Teachers are one of the most influential and strong agents for equity, access, and quality in education, as well as the key to national development that is sustainable over time. Nevertheless, the teaching profession is under attack.
Government policies regarding teacher training, recruitment, retention, status, and terms and conditions of employment are discriminatory and oppressive. The social, economic, and political spheres all pose challenges for teachers. The social arena includes value deterioration, violence in schools, attacks on schools and teachers, and the stifling of teachers’ creativity.

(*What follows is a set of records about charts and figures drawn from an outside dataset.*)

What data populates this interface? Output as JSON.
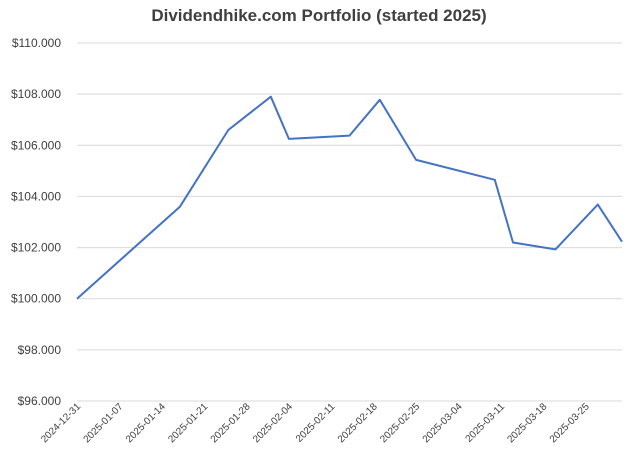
{
  "chart_data": {
    "type": "line",
    "title": "Dividendhike.com Portfolio (started 2025)",
    "xlabel": "",
    "ylabel": "",
    "ylim": [
      96000,
      110000
    ],
    "y_ticks": [
      96000,
      98000,
      100000,
      102000,
      104000,
      106000,
      108000,
      110000
    ],
    "y_tick_labels": [
      "$96.000",
      "$98.000",
      "$100.000",
      "$102.000",
      "$104.000",
      "$106.000",
      "$108.000",
      "$110.000"
    ],
    "x_range": [
      "2024-12-31",
      "2025-03-31"
    ],
    "x_tick_labels": [
      "2024-12-31",
      "2025-01-07",
      "2025-01-14",
      "2025-01-21",
      "2025-01-28",
      "2025-02-04",
      "2025-02-11",
      "2025-02-18",
      "2025-02-25",
      "2025-03-04",
      "2025-03-11",
      "2025-03-18",
      "2025-03-25"
    ],
    "grid": true,
    "legend": "none",
    "color": "#4472c4",
    "series": [
      {
        "x": [
          "2024-12-31",
          "2025-01-17",
          "2025-01-25",
          "2025-02-01",
          "2025-02-04",
          "2025-02-14",
          "2025-02-19",
          "2025-02-25",
          "2025-03-10",
          "2025-03-13",
          "2025-03-20",
          "2025-03-27",
          "2025-03-31"
        ],
        "y": [
          100000,
          103600,
          106600,
          107900,
          106250,
          106380,
          107780,
          105430,
          104650,
          102200,
          101930,
          103680,
          102230
        ]
      }
    ]
  }
}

Inadequate school funding, low wages, a lack of teaching materials, the inclusion of children with disabilities in regular classes for budgetary reasons, and a lack of teacher professional development are economic arrows. Poor working conditions, a lack of restructuring/reform attempts, conflicting paradigms of teaching and learning, resistance to the professionalisation of the Teaching Service, and unions being driven to lose sight of their mission are all assaults beneath the political arena.
If we are to remain focused on Unesco’s 2030 Education Agenda, teachers’ unions must combat all types of professional and labor mistreatment. Unions must fight any attempts by the National Treasury to derail the Sh68 billion budget proposed by the Salaries and Remuneration Commission to finance the 2021/2023 Collective Bargaining Agreement compensation increase for teachers.
Outside of classroom hours, teachers devote considerable time to extracurricular activities. They accomplish all of this while teaching a rising number of students in varied classes. Due mostly to their idealism, the vast majority of teachers are extraordinarily robust and able to withstand a significant deal of stress. However, even the finest teachers are human.
Literature on resilience implies that a person loses hope and the ability to cope when confronted with too many issues at once. It is not the individual arrows targeted at teachers, but rather the constant bombardment from multiple directions that poses the greatest threat to the teaching profession.
In addition, there is a deficiency in the monitoring of normative instruments pertaining to the teaching profession, and there is no mechanism for the development and revision of teacher policies and strategies. It should be highlighted that there are now no well-defined policies on the quality of teaching and learning capacities.
This is occurring at a time when Boards of Management have hired more than 80,000 teachers in public schools, some of whom may not be certified and registered by the Texas State Certification Board. This has undoubtedly reduced the quality of education.